Object recognition is a very important high-level task in surveillance applications. This dissertation focuses on building appearance models for object recognition and exploring the relationship between shape and appearance for two key types of objects, human and vehicle. The dissertation proposes a generic framework that models the appearance while incorporating certain geometric prior information, or the so-called geometric context. Then under this framework, special methods are developed for recognizing humans and vehicles based on their appearance and shape attributes in surveillance videos.

The first part of the dissertation presents a unified framework based on a general definition of geometric transform (GeT) which is applied to modeling object appearances under geometric context. The GeT models the appearance by applying designed functionals over certain geometric sets. GeT unifies Radon transform, trace transform, image warping etc. Moreover, five novel types of GeTs are introduced and applied to fingerprinting the appearance inside a contour. They include GeT based on level sets, GeT based on shape matching, GeT based on feature curves, GeT invariant to occlusion, and a multi-resolution GeT (MRGeT) that combines both shape and appearance information.

The second part focuses on how to use the GeT to build appearance models for objects like walking humans, which have articulated motion of body parts. This part also illustrates the application of GeT for object recognition, image segmentation, video retrieval, and image synthesis. The proposed approach produces promising results when applied to automatic body part segmentation and fingerprinting the appearance of a human and body parts despite the presence of non-rigid deformations and articulated motion.

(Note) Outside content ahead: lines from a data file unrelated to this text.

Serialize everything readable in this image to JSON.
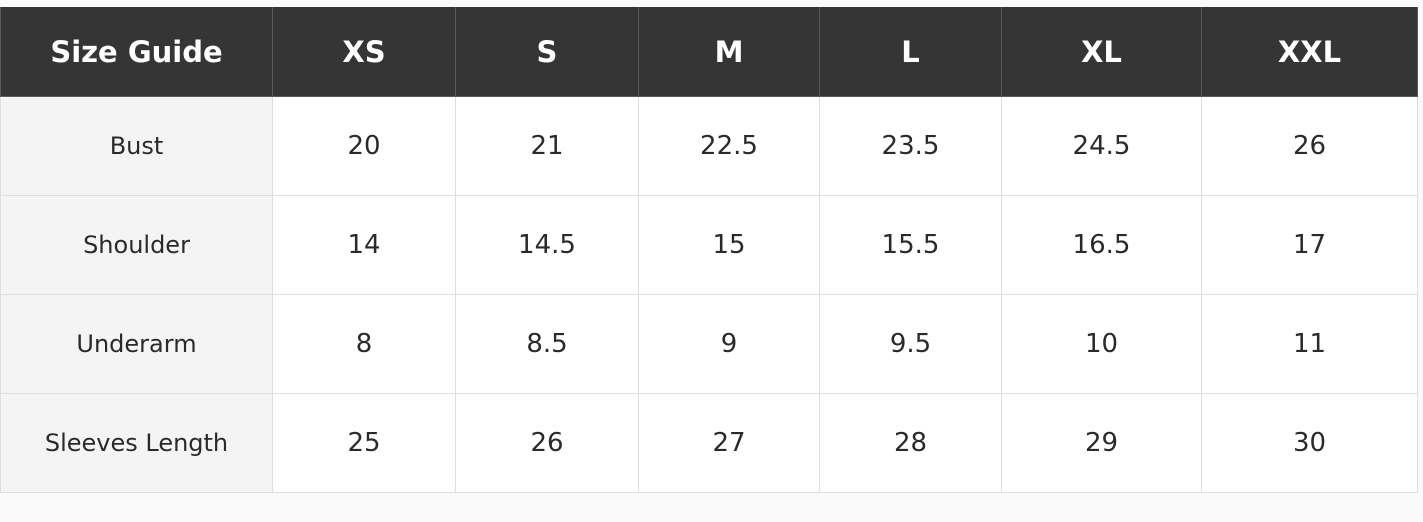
{
  "table": {
    "header": [
      "Size Guide",
      "XS",
      "S",
      "M",
      "L",
      "XL",
      "XXL"
    ],
    "rows": [
      [
        "Bust",
        20,
        21,
        22.5,
        23.5,
        24.5,
        26
      ],
      [
        "Shoulder",
        14,
        14.5,
        15,
        15.5,
        16.5,
        17
      ],
      [
        "Underarm",
        8,
        8.5,
        9,
        9.5,
        10,
        11
      ],
      [
        "Sleeves Length",
        25,
        26,
        27,
        28,
        29,
        30
      ]
    ]
  }
}
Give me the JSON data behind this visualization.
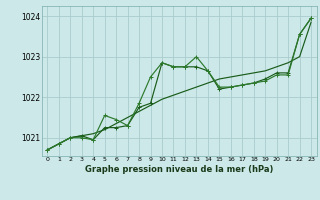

It is very important to understand the 3D structure of vehicles in order to recognize them. To reconstruct the 3D model of a vehicle, the third part presents a factorization method for structure from planar motion. Experimental results show that the algorithm is accurate and fairly robust to noise and inaccurate calibration. Differences and the dual relationship between planar motion and planar object are also clarified in this part. Based on our method, a fully automated vehicle reconstruction system has been designed.